In 2026, EASNIE marked its 30th anniversary with a high-level event in Brussels, introducing the Ten Pillars Shaping the Future of Inclusive Education, a framework presenting ten priorities for the development of inclusive, equitable and participatory education systems. As part of the anniversary programme, it also launched Inclusion Talks, a webinar series on key themes of inclusive education.

== Activities ==
EASNIE focuses on ensuring the right to inclusive and equitable educational opportunities for every learner, particularly those who are vulnerable to exclusion and segregation, including learners traditionally referred to as having special educational needs or disabilities. EASNIE conducts activities, provides policy guidance and recommendations to assist member countries in implementing inclusive education practices, in collaboration with international organisations such as the OECD and UNESCO.

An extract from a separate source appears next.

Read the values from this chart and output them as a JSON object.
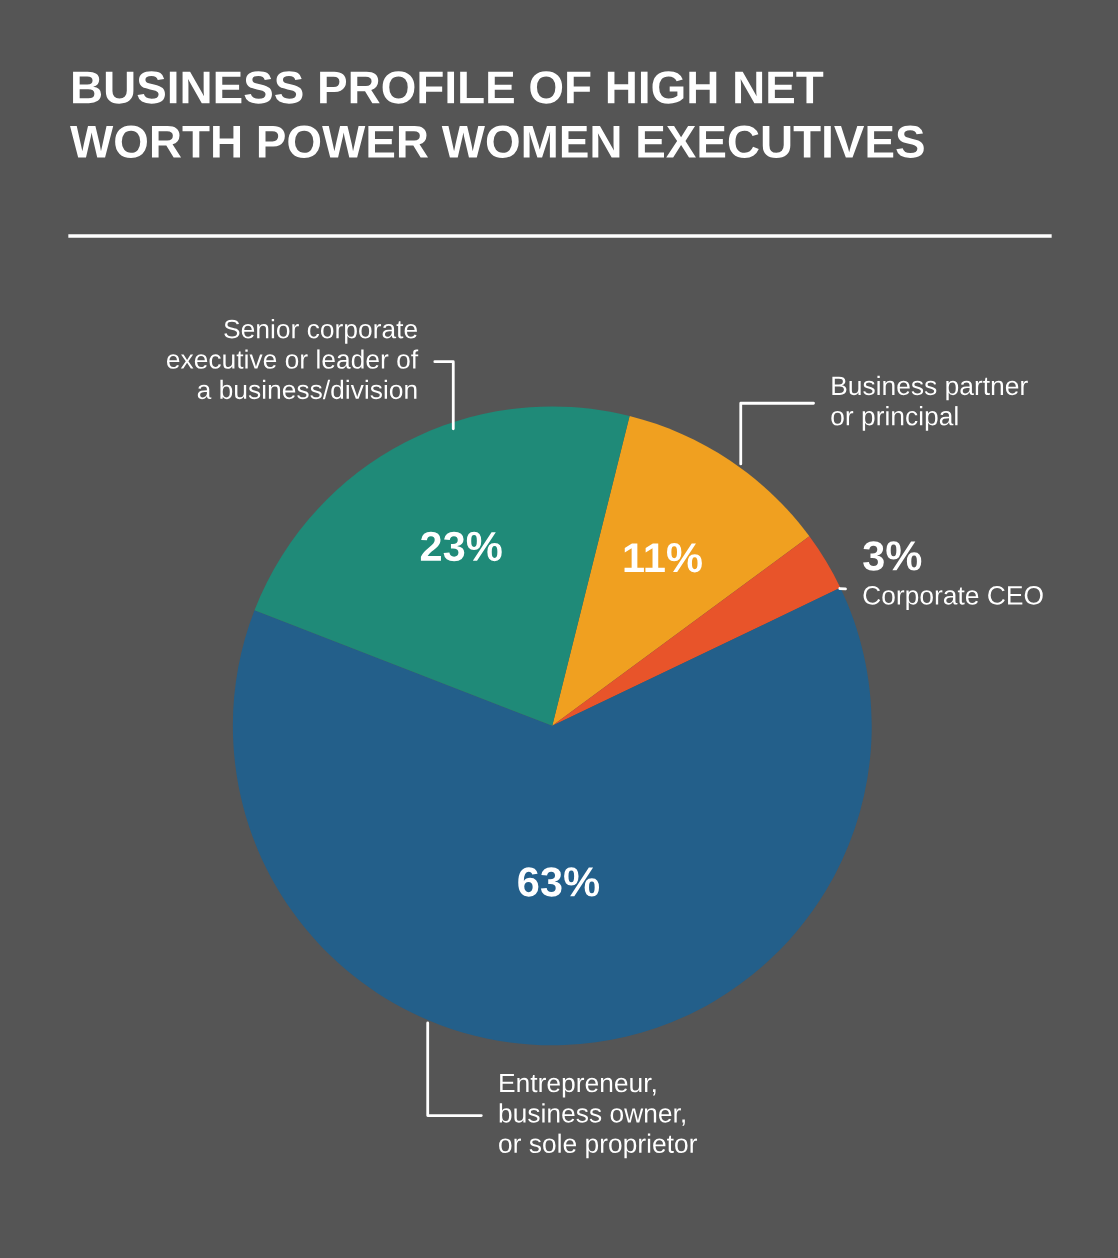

EASNIE work encompasses areas such as early childhood intervention, assessment in inclusive settings, vocational training and teacher education. It also addresses the role of ICT in education, information accessibility and data collection, providing opportunities for sharing different types of knowledge and experiences in the area of inclusive education. It operates under annual and multi-annual work programmes that are developed in consultation with its member countries and provide them with evidence-based information, tools and recommendations intended to aid in policy planning, review and implementation.

EASNIE activities are financed by the ministries of education in its member countries and by the European Commission via the EU Erasmus+ education programme.